How outrageous are these annualised growth rates - ha! Allow me to give you even further clarity on these numbers. I then went further and adjusted the returns for inflation.

Here are the results:

Melbourne: 4.32% pa

Sydney: 3.61% pa

Adelaide: 2.75% pa

Brisbane: 2.45% pa

Perth: 1.75% pa

Melbourne, the Australian city whose property prices have ballooned out of control has grown at a very, allow me to say it, underwhelming rate of 4.32% pa for the last 25 years. Cool your jets Karen, I'm not sure if a rate of 4.32% pa in real terms is that outrageous.

Stop watching financial pornography. It's not what's happening in real life. Have prices risen rapidly over the last 12 months? Of course they have. Does this happen each and every year? No. Will the market cool down? Yes. Does anyone know when and by how much? If anyone claims they do, they're either a liar or a fool. And you'd be even more foolish for buying into their hallucinations.
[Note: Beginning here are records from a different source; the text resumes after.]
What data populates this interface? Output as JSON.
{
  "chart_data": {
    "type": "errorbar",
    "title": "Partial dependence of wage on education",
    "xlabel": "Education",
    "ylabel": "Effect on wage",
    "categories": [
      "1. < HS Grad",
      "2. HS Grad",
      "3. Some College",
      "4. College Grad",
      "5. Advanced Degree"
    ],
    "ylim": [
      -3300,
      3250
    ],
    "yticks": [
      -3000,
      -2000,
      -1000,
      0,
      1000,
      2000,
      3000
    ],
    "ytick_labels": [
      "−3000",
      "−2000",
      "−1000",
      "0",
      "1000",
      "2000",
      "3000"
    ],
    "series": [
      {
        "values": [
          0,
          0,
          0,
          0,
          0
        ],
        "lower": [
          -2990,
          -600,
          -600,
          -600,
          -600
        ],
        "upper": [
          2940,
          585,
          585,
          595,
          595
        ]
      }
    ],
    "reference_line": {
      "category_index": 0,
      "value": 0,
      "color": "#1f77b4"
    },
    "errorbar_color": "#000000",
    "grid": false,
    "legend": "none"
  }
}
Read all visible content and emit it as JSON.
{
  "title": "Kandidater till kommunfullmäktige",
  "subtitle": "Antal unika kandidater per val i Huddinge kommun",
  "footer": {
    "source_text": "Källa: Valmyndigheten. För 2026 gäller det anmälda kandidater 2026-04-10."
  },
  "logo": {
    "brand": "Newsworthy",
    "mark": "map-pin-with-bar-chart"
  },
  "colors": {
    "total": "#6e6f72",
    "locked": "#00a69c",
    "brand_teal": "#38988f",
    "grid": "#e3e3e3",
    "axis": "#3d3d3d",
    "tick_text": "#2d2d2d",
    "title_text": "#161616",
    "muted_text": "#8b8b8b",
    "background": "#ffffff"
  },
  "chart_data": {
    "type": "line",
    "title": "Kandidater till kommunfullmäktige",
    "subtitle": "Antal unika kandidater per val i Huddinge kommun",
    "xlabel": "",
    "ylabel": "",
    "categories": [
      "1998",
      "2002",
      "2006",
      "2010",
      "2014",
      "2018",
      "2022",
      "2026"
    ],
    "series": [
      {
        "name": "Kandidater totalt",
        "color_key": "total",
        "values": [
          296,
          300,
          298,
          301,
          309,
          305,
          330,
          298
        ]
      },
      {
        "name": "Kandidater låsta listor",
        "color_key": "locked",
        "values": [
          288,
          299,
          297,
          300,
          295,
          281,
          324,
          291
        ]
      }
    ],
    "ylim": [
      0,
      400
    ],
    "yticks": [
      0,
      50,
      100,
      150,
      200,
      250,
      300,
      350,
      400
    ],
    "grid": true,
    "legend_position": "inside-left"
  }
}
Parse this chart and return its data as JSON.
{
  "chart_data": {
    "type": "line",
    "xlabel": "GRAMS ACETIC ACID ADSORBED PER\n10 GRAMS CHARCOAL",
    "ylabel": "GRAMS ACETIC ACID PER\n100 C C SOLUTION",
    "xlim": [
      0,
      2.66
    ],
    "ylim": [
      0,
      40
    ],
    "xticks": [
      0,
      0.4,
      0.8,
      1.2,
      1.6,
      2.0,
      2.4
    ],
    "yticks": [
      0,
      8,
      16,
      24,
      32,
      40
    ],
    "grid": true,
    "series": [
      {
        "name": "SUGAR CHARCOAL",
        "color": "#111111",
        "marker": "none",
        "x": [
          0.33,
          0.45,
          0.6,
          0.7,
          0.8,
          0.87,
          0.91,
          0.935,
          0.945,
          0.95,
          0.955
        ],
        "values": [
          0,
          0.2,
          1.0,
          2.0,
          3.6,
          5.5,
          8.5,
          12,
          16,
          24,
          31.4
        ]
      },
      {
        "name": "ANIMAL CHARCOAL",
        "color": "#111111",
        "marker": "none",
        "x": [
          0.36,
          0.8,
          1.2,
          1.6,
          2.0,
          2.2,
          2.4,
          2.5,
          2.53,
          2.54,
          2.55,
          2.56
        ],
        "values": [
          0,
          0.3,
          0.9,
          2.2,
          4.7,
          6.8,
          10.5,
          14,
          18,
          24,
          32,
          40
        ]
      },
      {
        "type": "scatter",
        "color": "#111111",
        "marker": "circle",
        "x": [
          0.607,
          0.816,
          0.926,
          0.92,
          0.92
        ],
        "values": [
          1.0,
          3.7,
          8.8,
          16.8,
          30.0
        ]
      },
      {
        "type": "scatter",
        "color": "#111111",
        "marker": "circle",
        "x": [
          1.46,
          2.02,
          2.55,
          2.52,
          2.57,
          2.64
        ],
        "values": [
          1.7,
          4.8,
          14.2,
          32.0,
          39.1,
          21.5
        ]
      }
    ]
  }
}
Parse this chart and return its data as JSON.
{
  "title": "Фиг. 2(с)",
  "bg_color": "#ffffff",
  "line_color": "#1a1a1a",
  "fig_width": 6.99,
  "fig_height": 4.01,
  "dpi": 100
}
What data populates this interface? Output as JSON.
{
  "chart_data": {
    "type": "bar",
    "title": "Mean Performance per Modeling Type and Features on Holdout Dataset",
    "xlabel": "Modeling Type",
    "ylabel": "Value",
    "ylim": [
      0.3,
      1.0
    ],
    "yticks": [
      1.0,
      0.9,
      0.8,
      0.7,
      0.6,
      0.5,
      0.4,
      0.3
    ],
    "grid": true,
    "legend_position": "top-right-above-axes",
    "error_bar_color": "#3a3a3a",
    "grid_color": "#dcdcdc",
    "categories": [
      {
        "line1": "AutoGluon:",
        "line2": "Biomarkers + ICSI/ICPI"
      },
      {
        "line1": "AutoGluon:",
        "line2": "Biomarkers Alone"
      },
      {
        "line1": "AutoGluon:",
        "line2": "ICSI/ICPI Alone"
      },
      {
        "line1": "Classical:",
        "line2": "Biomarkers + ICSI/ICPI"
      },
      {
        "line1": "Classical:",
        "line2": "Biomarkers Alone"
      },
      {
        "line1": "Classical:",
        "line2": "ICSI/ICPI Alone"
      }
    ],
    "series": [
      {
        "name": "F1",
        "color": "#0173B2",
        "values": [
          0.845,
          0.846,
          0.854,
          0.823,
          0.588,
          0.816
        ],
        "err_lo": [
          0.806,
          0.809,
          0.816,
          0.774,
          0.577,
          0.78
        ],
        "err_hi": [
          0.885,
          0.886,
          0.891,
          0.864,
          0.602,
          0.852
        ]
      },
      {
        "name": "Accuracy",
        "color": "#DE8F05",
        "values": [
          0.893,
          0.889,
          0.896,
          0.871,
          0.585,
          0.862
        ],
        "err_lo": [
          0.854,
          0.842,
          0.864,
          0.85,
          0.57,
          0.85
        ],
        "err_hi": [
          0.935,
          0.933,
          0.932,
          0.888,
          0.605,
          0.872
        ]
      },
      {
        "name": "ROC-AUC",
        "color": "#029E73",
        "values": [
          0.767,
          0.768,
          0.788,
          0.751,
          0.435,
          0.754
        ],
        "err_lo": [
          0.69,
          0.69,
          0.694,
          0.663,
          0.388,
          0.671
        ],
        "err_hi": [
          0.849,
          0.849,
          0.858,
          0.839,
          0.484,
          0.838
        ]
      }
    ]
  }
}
Market's rise and market's fall. The problem for investors is that we get so caught up in what is going on in the now that we extrapolate the current situation out into the future - it's called recency bias. And guess what, it's a cognitive human bias, and you and I are both human beings. It's okay, don't beat yourself up over it.

Whether the market is going up, or it's supposed to be going down, think about the objective of the investment. What is it's purpose? Believe me, it's not easy to do, but once you can crack this way of thinking and investing, your decision making will be much clearer and far less cloudy.

You don't design a house based on the weather forecast, so why do you invest in such a way.